Sunday, November 3, 2013

NYT - Obama "Misspoke" About Keeping Health Care Plans


Yes, if course, he misspoke several times - and most of the so-called incidents of misspeaking, as Dana Loesch noted, came off of his teleprompter

The New York Times has long been the vanguard of creeping Socialism is the US. Bolstered by very competent writers and editors through at least the last seven decades, the Times has successfully conducted a slowly-but-surely done program of bringing Americans to accepting worldwide governance and Socialism as not only inevitable but necessary for all of us.

So loyal to the cause was the Times that, throughout the horrific rule of the Khmer Rouge in Cambodia/Kampuchea, the atrocities were given a scant three reports in that newspaper - and these were brief reports. They were also hidden in the backpages. Things had not changed since they and others adherents of Socialism pretended that Stalin was not forcing famine upon the Ukrainians.

The Times also did a sickening volte-face on Poe Pius XII, on Christmas Day, 1941, the Times, referring to the "...darkness enveloping Europe.." described the Pontiff as the "..only ruler on the Continent of Europe who dares to raise his voice at all.". Note that this was long before anyone outside of Pius XII's massive yet (necessarily) clandestine operation that would save tens of thousands of  Jews would hear of the work. When that information had become almost common knowledge(March 18. 1998), the Times opted to pretend that his actions did not exist (see a pattern?) and wrote of his "...failure to stand squarely against the evil that swept across Europe.". Yes, of course, the Pope should have shot his mouth off so that Hitler would order a military occupation of the Vatican and the incredibly successful programs to save Jews would be blown to pieces.

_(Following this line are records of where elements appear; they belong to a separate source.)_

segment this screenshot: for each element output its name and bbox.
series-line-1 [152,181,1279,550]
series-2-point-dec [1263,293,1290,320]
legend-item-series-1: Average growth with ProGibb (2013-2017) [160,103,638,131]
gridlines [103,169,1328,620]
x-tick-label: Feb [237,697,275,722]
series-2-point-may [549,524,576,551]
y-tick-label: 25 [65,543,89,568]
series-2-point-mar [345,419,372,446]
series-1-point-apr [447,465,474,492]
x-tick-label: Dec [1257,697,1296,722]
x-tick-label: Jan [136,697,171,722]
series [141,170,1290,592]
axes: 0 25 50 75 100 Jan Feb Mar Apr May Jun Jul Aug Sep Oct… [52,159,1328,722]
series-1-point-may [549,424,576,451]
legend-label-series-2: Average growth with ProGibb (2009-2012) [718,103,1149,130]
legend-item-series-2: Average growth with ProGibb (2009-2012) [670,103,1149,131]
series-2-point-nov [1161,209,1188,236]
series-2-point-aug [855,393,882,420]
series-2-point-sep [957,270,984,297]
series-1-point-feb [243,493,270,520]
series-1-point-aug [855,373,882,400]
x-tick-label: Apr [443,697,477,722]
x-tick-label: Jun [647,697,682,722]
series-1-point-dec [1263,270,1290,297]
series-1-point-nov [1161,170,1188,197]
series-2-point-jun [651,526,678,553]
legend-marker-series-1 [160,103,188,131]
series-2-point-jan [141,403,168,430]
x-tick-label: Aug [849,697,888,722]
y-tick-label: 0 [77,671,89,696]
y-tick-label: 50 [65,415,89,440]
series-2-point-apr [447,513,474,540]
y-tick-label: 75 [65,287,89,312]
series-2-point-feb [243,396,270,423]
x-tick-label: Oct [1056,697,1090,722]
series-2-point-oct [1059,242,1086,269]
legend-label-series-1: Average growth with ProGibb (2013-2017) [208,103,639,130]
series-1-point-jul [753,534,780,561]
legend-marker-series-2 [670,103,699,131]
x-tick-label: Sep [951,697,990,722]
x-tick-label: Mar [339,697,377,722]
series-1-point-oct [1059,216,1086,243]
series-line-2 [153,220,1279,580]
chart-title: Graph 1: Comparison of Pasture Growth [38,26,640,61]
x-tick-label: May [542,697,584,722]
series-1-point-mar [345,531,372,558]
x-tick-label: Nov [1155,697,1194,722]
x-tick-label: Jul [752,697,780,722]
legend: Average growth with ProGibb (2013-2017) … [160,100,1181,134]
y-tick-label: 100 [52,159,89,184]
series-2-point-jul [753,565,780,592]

The organization that assures us that we are reading "All the news that's fit to print" has now hit a new low - if that is possible:

http://www.theblaze.com/stories/2013/11/03/overblown-controversy-ny-times-editorial-board-says-obama-only-misspoke-about-keeping-health-plans/

http://www.nytimes.com/2013/11/03/opinion/sunday/insurance-policies-not-worth-keeping.html?ref=opinion&_r=0

[OK let's start the article out with blaming Republican for fear-mongering about something that is actually happening - is that even possible to do?] "Congressional Republicans have stoked consumer fears and confusion with charges [charges? no one is disputing that it is happening.] that the health care reform law is causing insurers to cancel existing policies and will force many people to pay substantially higher premiums next year for coverage they don’t want. That, they say [more accusations - it does], violates President Obama’s pledge that if you like the insurance you have, you can keep it.

Mr. Obama clearly misspoke when he said that. By law
[Obama's law that he repeatably stated would not cause this to occur] , insurers cannot continue to sell policies that don’t provide the minimum benefits and consumer protections required as of next year. So they’ve sent cancellation notices to hundreds of thousands of people who hold these substandard policies[Which means that Obama's repeated assertions/promises were not true]. (At issue here are not the 149 million people covered by employer plans, but the 10 million to 12 million people who buy policies directly on the individual market.)...."

There you have it - facts labeled as accusations, negative results of promises and assurances that the law would not do what the law required brusquely written off as mere requirements of the law (Sounds like a Monty Python skit but that is what they are saying), and a description of repeated occurrences as nothing more than "they say".

Remember this - whenever someone says that "they think", or "they say" (or "said") , it means that it is true. 

Two true stories off the top of my head:

Wife of chronically late-for-work and later fired husband - "They said he was often late for work"

Man charged with arson - "They think that I started fires."

One fictional but just as good:

Sean Penn's character in the movie Carlito's Way  - "Tony T" thinks that I stole a million dollars from him".